There is a very focused set list of speeches which in the case of Hamlet are "O, that this too too solid flesh would melt", "Now might I do it pat, now he is praying" and of course "To be, or not to be" which seem to carefully selected to reflect the play's fundamental themes of life and death and revenge and also provide the opportunity for the participating child to reflect a range of emotion. When I took part in a similar competition at school, we were given "Once more unto the breach..." from Henry V and this sixteen year old simply didn't have the skill set.
All of the speeches are accompanied by examples and this is where things get more exciting for those of us too old to participate. The primary source for the Hamlet clips is understandably the RSC with Tennant but perhaps since his isn't the most trad of interpretations, the producers have cleverly included some alternatives. So we have Christopher Plummer from Hamlet at Elsinore in 1964, Lawrence Olivier from his film, Derek Jacobi from the BBC's 1980 and Alex Jennings in a really intriguing Open University production.
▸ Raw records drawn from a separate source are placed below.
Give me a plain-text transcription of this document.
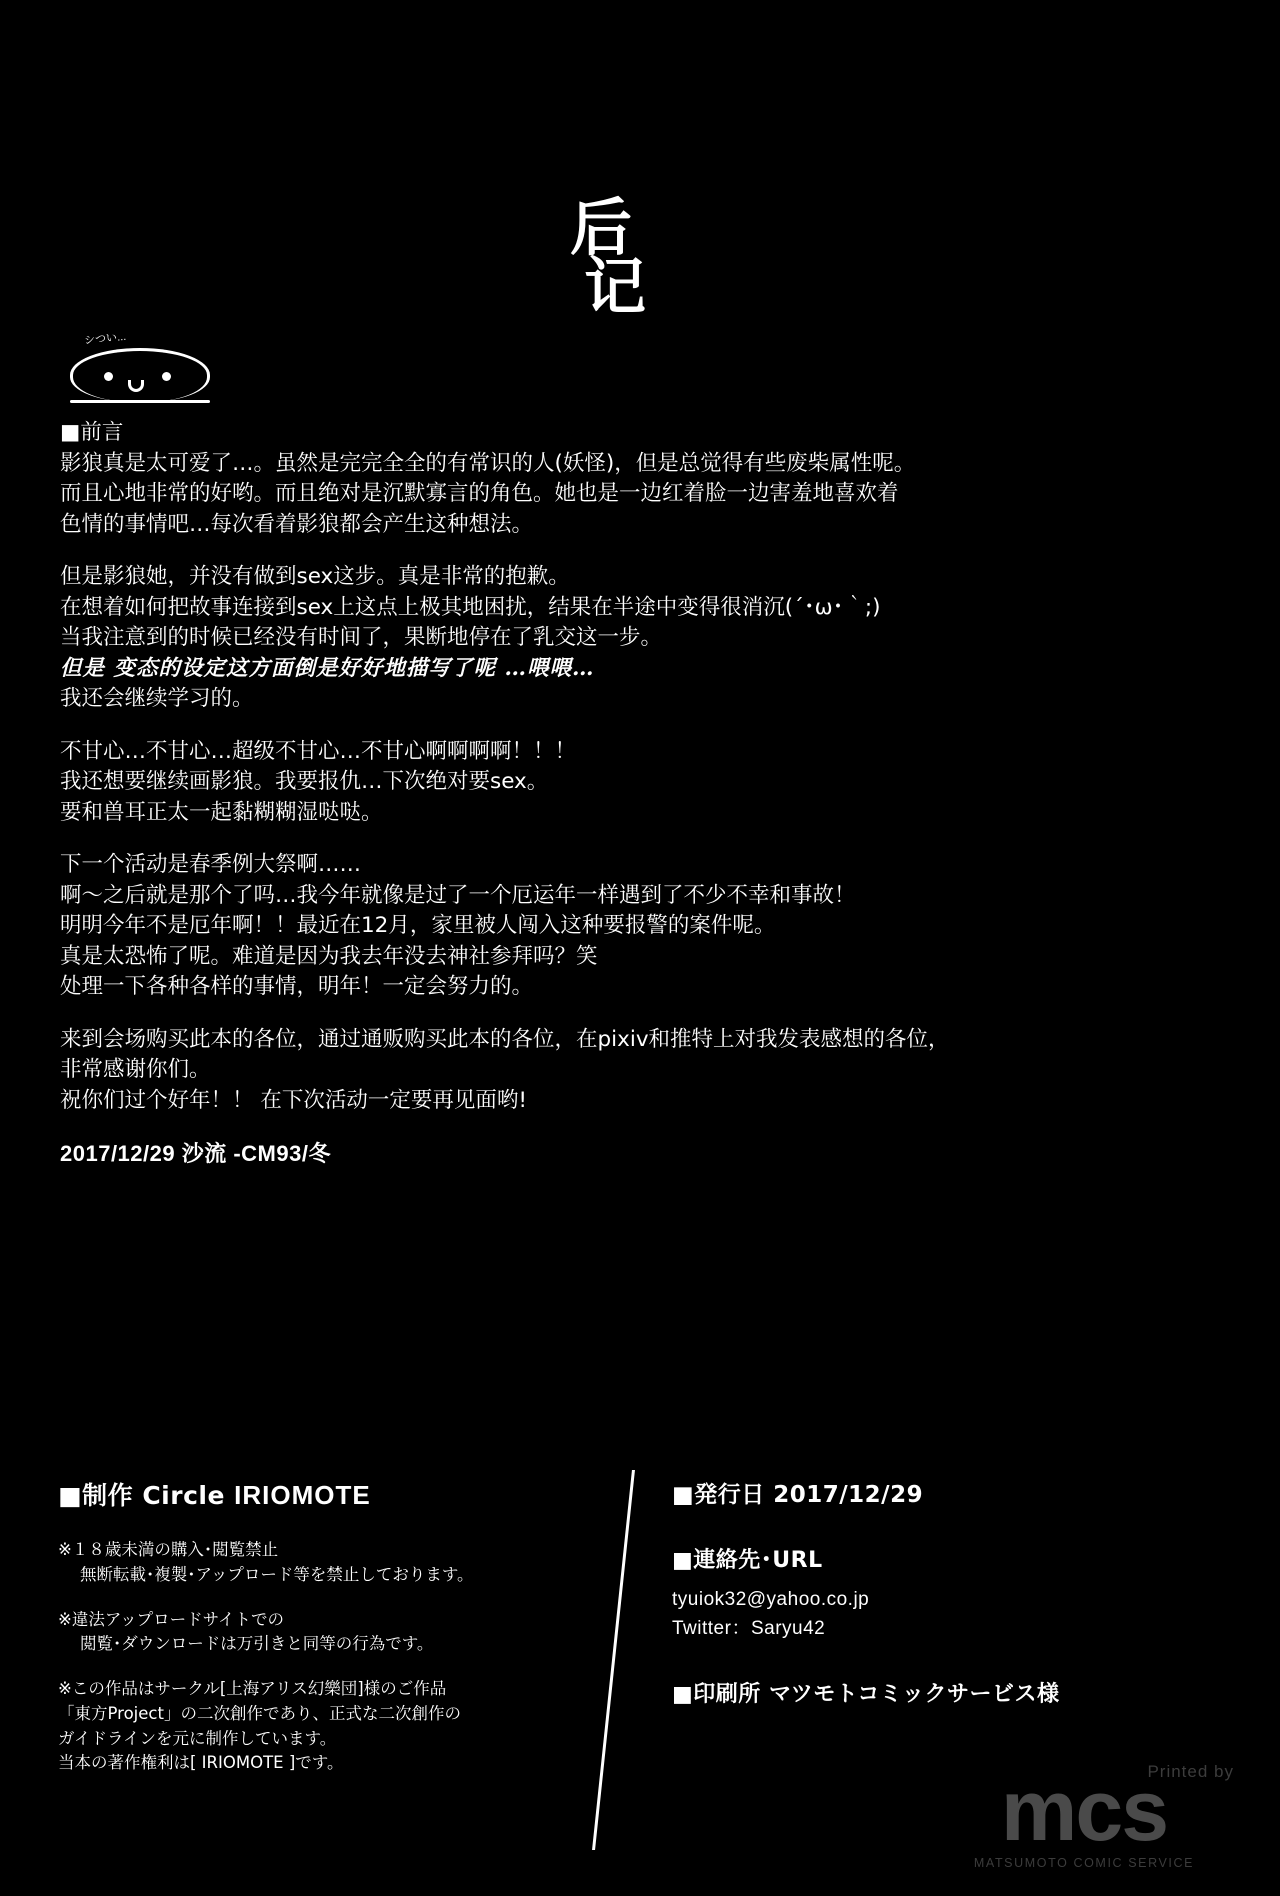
后
记
シつい...

■前言
影狼真是太可爱了…。虽然是完完全全的有常识的人(妖怪)，但是总觉得有些废柴属性呢。
而且心地非常的好哟。而且绝对是沉默寡言的角色。她也是一边红着脸一边害羞地喜欢着
色情的事情吧…每次看着影狼都会产生这种想法。

但是影狼她，并没有做到sex这步。真是非常的抱歉。
在想着如何把故事连接到sex上这点上极其地困扰，结果在半途中变得很消沉(´･ω･｀;)
当我注意到的时候已经没有时间了，果断地停在了乳交这一步。
但是 变态的设定这方面倒是好好地描写了呢 …喂喂…
我还会继续学习的。

不甘心…不甘心…超级不甘心…不甘心啊啊啊啊！！！
我还想要继续画影狼。我要报仇…下次绝对要sex。
要和兽耳正太一起黏糊糊湿哒哒。

下一个活动是春季例大祭啊……
啊～之后就是那个了吗…我今年就像是过了一个厄运年一样遇到了不少不幸和事故！
明明今年不是厄年啊！！最近在12月，家里被人闯入这种要报警的案件呢。
真是太恐怖了呢。难道是因为我去年没去神社参拜吗？笑
处理一下各种各样的事情，明年！一定会努力的。

来到会场购买此本的各位，通过通贩购买此本的各位，在pixiv和推特上对我发表感想的各位，
非常感谢你们。
祝你们过个好年！！ 在下次活动一定要再见面哟!

2017/12/29 沙流 -CM93/冬

■制作 Circle IRIOMOTE
※１８歳未満の購入･閲覧禁止
無断転載･複製･アップロード等を禁止しております。
※違法アップロードサイトでの
閲覧･ダウンロードは万引きと同等の行為です。
※この作品はサークル[上海アリス幻樂団]様のご作品
「東方Project」の二次創作であり、正式な二次創作の
ガイドラインを元に制作しています。
当本の著作権利は[ IRIOMOTE ]です。
■発行日 2017/12/29
■連絡先･URL
tyuiok32@yahoo.co.jp
Twitter：Saryu42
■印刷所 マツモトコミックサービス様
Printed by
mcs
MATSUMOTO COMIC SERVICE
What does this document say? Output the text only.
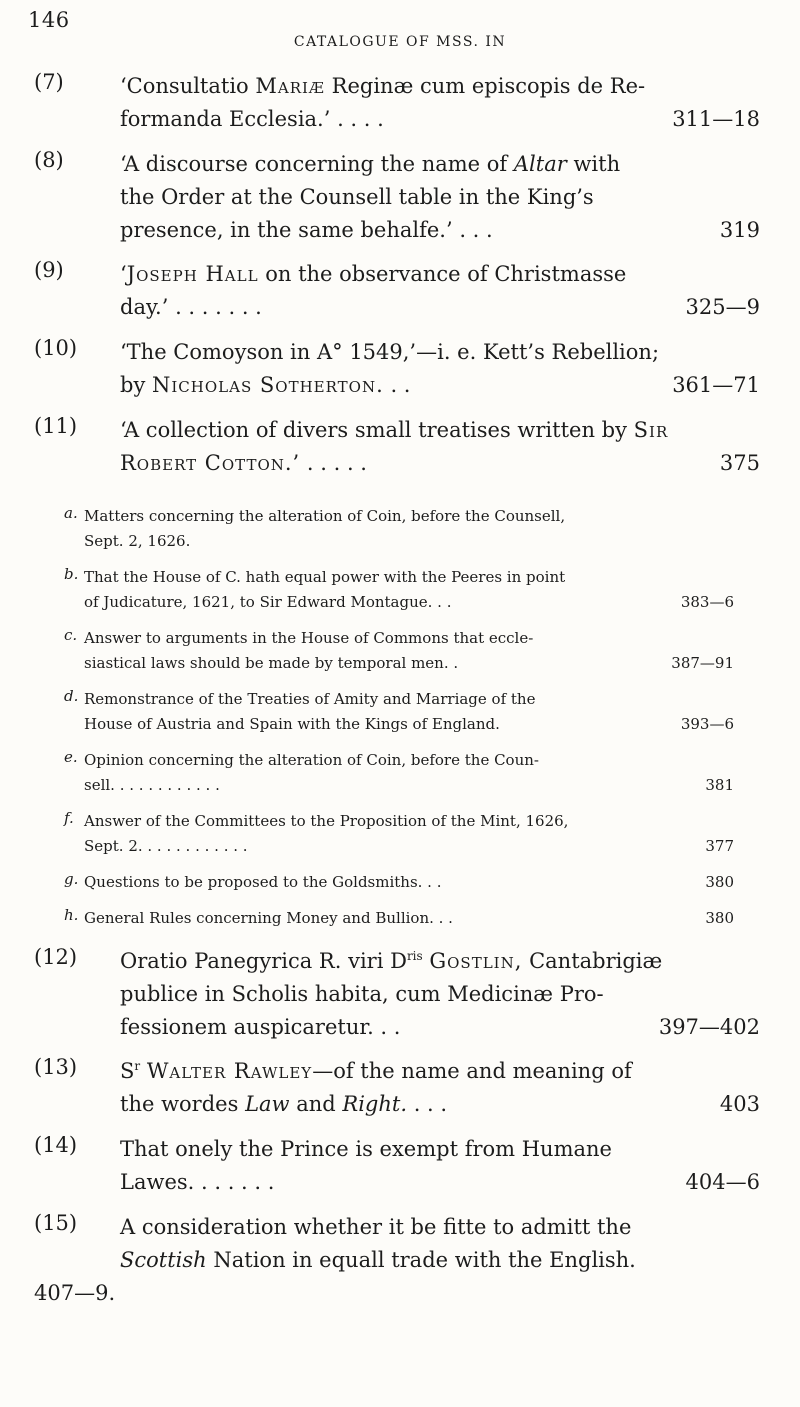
146
CATALOGUE OF MSS. IN
(7)	‘Consultatio Mariæ Reginæ cum episcopis de Re-
formanda Ecclesia.’ . . . .	311—18
(8)	‘A discourse concerning the name of Altar with
the Order at the Counsell table in the King’s
presence, in the same behalfe.’ . . .	319
(9)	‘Joseph Hall on the observance of Christmasse
day.’ . . . . . . .	325—9
(10) ‘The Comoyson in A° 1549,’—i. e. Kett’s Rebellion;
by Nicholas Sotherton. . .	361—71
(11) ‘A collection of divers small treatises written by Sir
Robert Cotton.’ . . . . .	375
a. Matters concerning the alteration of Coin, before the Counsell,
Sept. 2, 1626.
b. That the House of C. hath equal power with the Peeres in point
of Judicature, 1621, to Sir Edward Montague. . .	383—6
c. Answer to arguments in the House of Commons that eccle-
siastical laws should be made by temporal men. .	387—91
d. Remonstrance of the Treaties of Amity and Marriage of the
House of Austria and Spain with the Kings of England.	393—6
e. Opinion concerning the alteration of Coin, before the Coun-
sell. . . . . . . . . . . .	381
f. Answer of the Committees to the Proposition of the Mint, 1626,
Sept. 2. . . . . . . . . . . .	377
g. Questions to be proposed to the Goldsmiths. . .	380
h. General Rules concerning Money and Bullion. . .	380
(12) Oratio Panegyrica R. viri $D^{ris}$ Gostlin, Cantabrigiæ
publice in Scholis habita, cum Medicinæ Pro-
fessionem auspicaretur. . .	397—402
(13) $S^r$ Walter Rawley—of the name and meaning of
the wordes Law and Right. . . .	403
(14) That onely the Prince is exempt from Humane
Lawes. . . . . . .	404—6
(15) A consideration whether it be fitte to admitt the
Scottish Nation in equall trade with the English.
407—9.
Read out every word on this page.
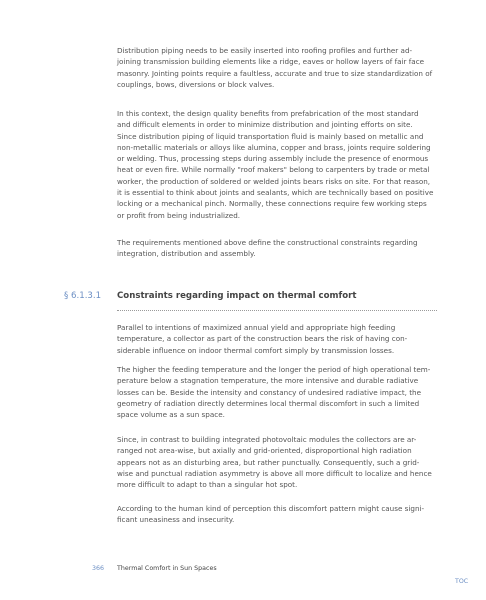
Distribution piping needs to be easily inserted into roofing profiles and further ad-
joining transmission building elements like a ridge, eaves or hollow layers of fair face
masonry. Jointing points require a faultless, accurate and true to size standardization of
couplings, bows, diversions or block valves.

In this context, the design quality benefits from prefabrication of the most standard
and difficult elements in order to minimize distribution and jointing efforts on site.
Since distribution piping of liquid transportation fluid is mainly based on metallic and
non-metallic materials or alloys like alumina, copper and brass, joints require soldering
or welding. Thus, processing steps during assembly include the presence of enormous
heat or even fire. While normally "roof makers" belong to carpenters by trade or metal
worker, the production of soldered or welded joints bears risks on site. For that reason,
it is essential to think about joints and sealants, which are technically based on positive
locking or a mechanical pinch. Normally, these connections require few working steps
or profit from being industrialized.

The requirements mentioned above define the constructional constraints regarding
integration, distribution and assembly.

§ 6.1.3.1 Constraints regarding impact on thermal comfort

Parallel to intentions of maximized annual yield and appropriate high feeding
temperature, a collector as part of the construction bears the risk of having con-
siderable influence on indoor thermal comfort simply by transmission losses.

The higher the feeding temperature and the longer the period of high operational tem-
perature below a stagnation temperature, the more intensive and durable radiative
losses can be. Beside the intensity and constancy of undesired radiative impact, the
geometry of radiation directly determines local thermal discomfort in such a limited
space volume as a sun space.

Since, in contrast to building integrated photovoltaic modules the collectors are ar-
ranged not area-wise, but axially and grid-oriented, disproportional high radiation
appears not as an disturbing area, but rather punctually. Consequently, such a grid-
wise and punctual radiation asymmetry is above all more difficult to localize and hence
more difficult to adapt to than a singular hot spot.

According to the human kind of perception this discomfort pattern might cause signi-
ficant uneasiness and insecurity.

366 Thermal Comfort in Sun Spaces
TOC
Arguably, however, it's outside of Hamlet that the project is at its most interesting since with the exception of Julius Caesar instead of falling back on archive material, new films have been commissioned with contemporary television actors offering their interpretations of the speeches. Amongst others, there's Katy Brand as Titania, James Sutton (Emmerdale) playing Orsino, Lauren Socha from Misfits playing Juliet, Lenora Crichlow (Being Human) makes for rather a good Portia and Michelle Ryan offers a bit of her Helena.
They're produced with something of the spirit of complete BBC Shakespeare from the 70s and 80s, the spirit which led to John Cleese playing Mercutio; familiar casting attracting audiences that wouldn't otherwise necessarily consider Shakespeare and as in that case it is a mixed bag but always entertaining. It's also pretty frustrating because some of them are so well realised you could almost imagine that they're clips from full productions employing the contemporary urban landscape as a backdrop [via].